Example of the docker error2023/08/16 13:10:24 Running command 'systemctl restart docker' Job for docker.service failed because the control process exited with error code.
Example of the compose errorTraceback (most recent call last): File "/usr/local/bin/docker-compose", line 5, in <module> from compose.cli.main import main ModuleNotFoundError: No module named 'compose'
The above problem is related to docker and is solved by installing docker-compose version v2.
Solution
To solve the problem:
- Connect to the server with the platform via SSH.
-
Download and install docker-compose with the command
curl -SL https://github.com/docker/compose/releases/download/v2.20.3/docker-compose-linux-x86_64 -o /usr/local/bin/docker-compose
Failed to install the gomon service on a new node
Description
The node connection is not working correctly. After connecting a new node, the following incorrect behavior is possible:
- false error messages. For example, Error #5344. Insufficient RAM on the node while the RAM index meets the requirements;
- libvirt and qemu version information is not updated;
- failed to create VMs on this node;
- VM migration to this node is unavailable;
- other problems on the new node.
The reason for this is that the gomon service failed to install when the new node was connected. Gomon is a service that runs on the node and is responsible for statistics and monitoring.
To check the status of the gomon service, run the command on the node:
systemctl status gomon
If the service is not installed, the output is as follows:
Unit gomon.service could not be found.
Solution
To solve the problem:
- Connect to the server with the platform via SSH.
-
Restart the nodewatch container:
docker stop nodewatch
docker start nodewatch
After restarting, wait approximately 10 minutes. During this time, the gomon service will install on the node.

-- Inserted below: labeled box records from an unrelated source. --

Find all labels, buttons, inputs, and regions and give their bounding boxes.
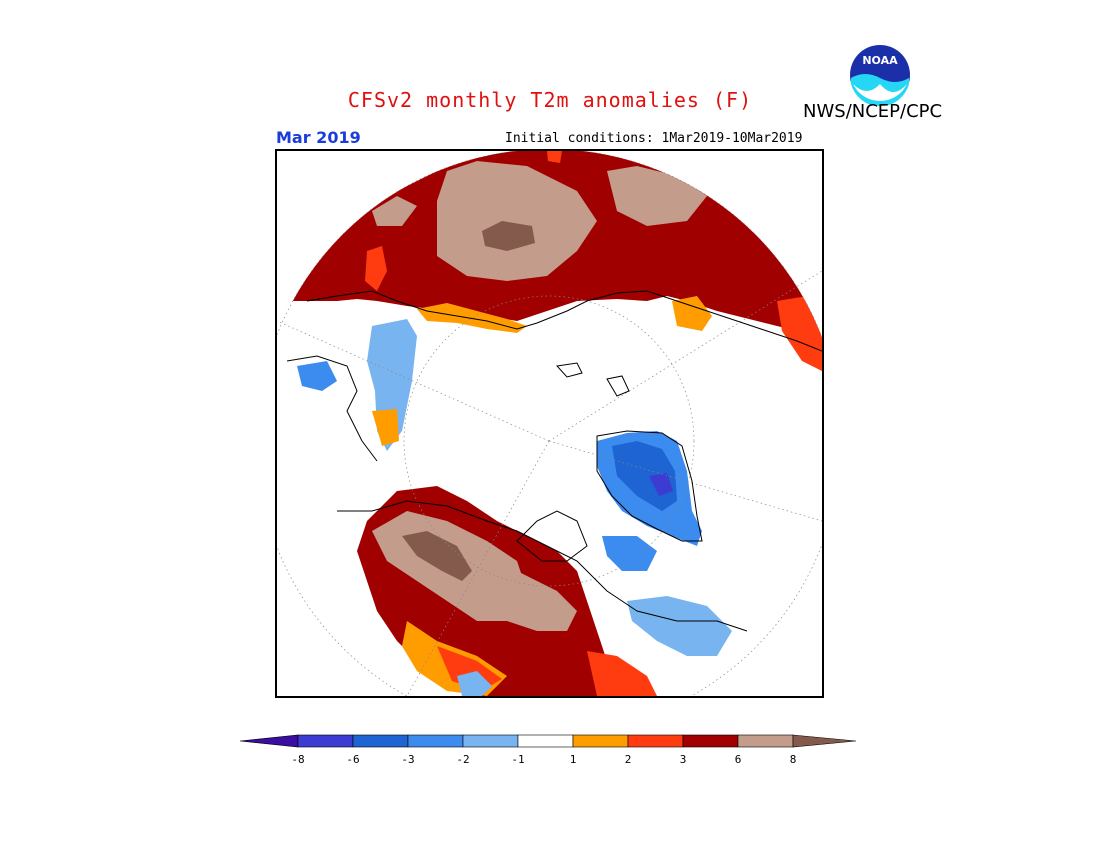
coastlines bbox=[286, 290, 822, 632]
colorbar-label: -3 bbox=[401, 753, 415, 766]
colorbar-swatch-9 bbox=[737, 734, 794, 748]
colorbar-label: 2 bbox=[624, 753, 632, 766]
colorbar-label: 8 bbox=[789, 753, 797, 766]
agency-label: NWS/NCEP/CPC bbox=[803, 101, 943, 122]
colorbar-swatch-1 bbox=[297, 734, 354, 748]
graticule-inner bbox=[403, 295, 695, 587]
colorbar-swatch-3 bbox=[407, 734, 464, 748]
cold-deep-greenland bbox=[649, 473, 673, 496]
lightblue-na bbox=[457, 671, 492, 696]
logo-text: NOAA bbox=[862, 54, 898, 67]
redorange-east bbox=[777, 296, 822, 371]
colorbar-label: 3 bbox=[679, 753, 687, 766]
colorbar-swatch-7 bbox=[627, 734, 684, 748]
redorange-patch bbox=[547, 151, 562, 163]
orange-patch-europe bbox=[372, 409, 399, 446]
colorbar-label: -8 bbox=[291, 753, 305, 766]
month-label: Mar 2019 bbox=[276, 128, 361, 147]
colorbar-swatch-5 bbox=[517, 734, 574, 748]
orange-scandinavia bbox=[672, 296, 712, 331]
colorbar-swatch-4 bbox=[462, 734, 519, 748]
polar-map bbox=[277, 151, 822, 696]
map-frame bbox=[275, 149, 824, 698]
chart-title: CFSv2 monthly T2m anomalies (F) bbox=[347, 88, 753, 112]
initial-conditions-label: Initial conditions: 1Mar2019-10Mar2019 bbox=[505, 131, 803, 146]
colorbar-label: -6 bbox=[346, 753, 360, 766]
colorbar-label: -1 bbox=[511, 753, 525, 766]
redorange-east-na bbox=[587, 651, 657, 696]
cold-patch-baffin bbox=[602, 536, 657, 571]
noaa-logo: NOAA bbox=[850, 45, 910, 106]
colorbar-label: 1 bbox=[569, 753, 577, 766]
colorbar-label: -2 bbox=[456, 753, 470, 766]
brown-siberia bbox=[482, 221, 535, 251]
meridian-w bbox=[277, 320, 550, 442]
colorbar-arrow-left bbox=[239, 734, 299, 748]
meridian-sw bbox=[406, 440, 550, 696]
colorbar bbox=[239, 734, 857, 748]
tan-west bbox=[372, 196, 417, 226]
brown-alaska bbox=[402, 531, 472, 581]
colorbar-swatch-6 bbox=[572, 734, 629, 748]
colorbar-arrow-right bbox=[792, 734, 857, 748]
colorbar-swatch-2 bbox=[352, 734, 409, 748]
tan-canada bbox=[477, 571, 577, 631]
cold-patch-west bbox=[297, 361, 337, 391]
redorange-fringe-eurasia bbox=[365, 246, 387, 291]
cold-region-canada bbox=[627, 596, 732, 656]
tan-siberia bbox=[437, 161, 597, 281]
colorbar-swatch-8 bbox=[682, 734, 739, 748]
colorbar-label: 6 bbox=[734, 753, 742, 766]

- Connect to the node server via SSH.
-
Check the status of the gomon service:
systemctl status gomon
-
Restart the gomon service:
systemctl restart gomon
If you check the node without the recommended wait of 10 minutes after restarting nodewatch, the results may not be displayed correctly.
The new node will then be connected without errors.
Error #5349 No connection to node
Description
This error usually occurs when there is no connection to a node. But in version 2023.07.1, the false error message #5349 appears when a user performs any action on a VM that is not connected to a node. For example, false error message #5349 may appear when changing the configuration or starting the VM.
Solution
To resolve the error:
- Connect to the server with the platform via SSH.
-
Restart the monitor service with the command:
docker exec -it vm_box supervisorctl restart monitor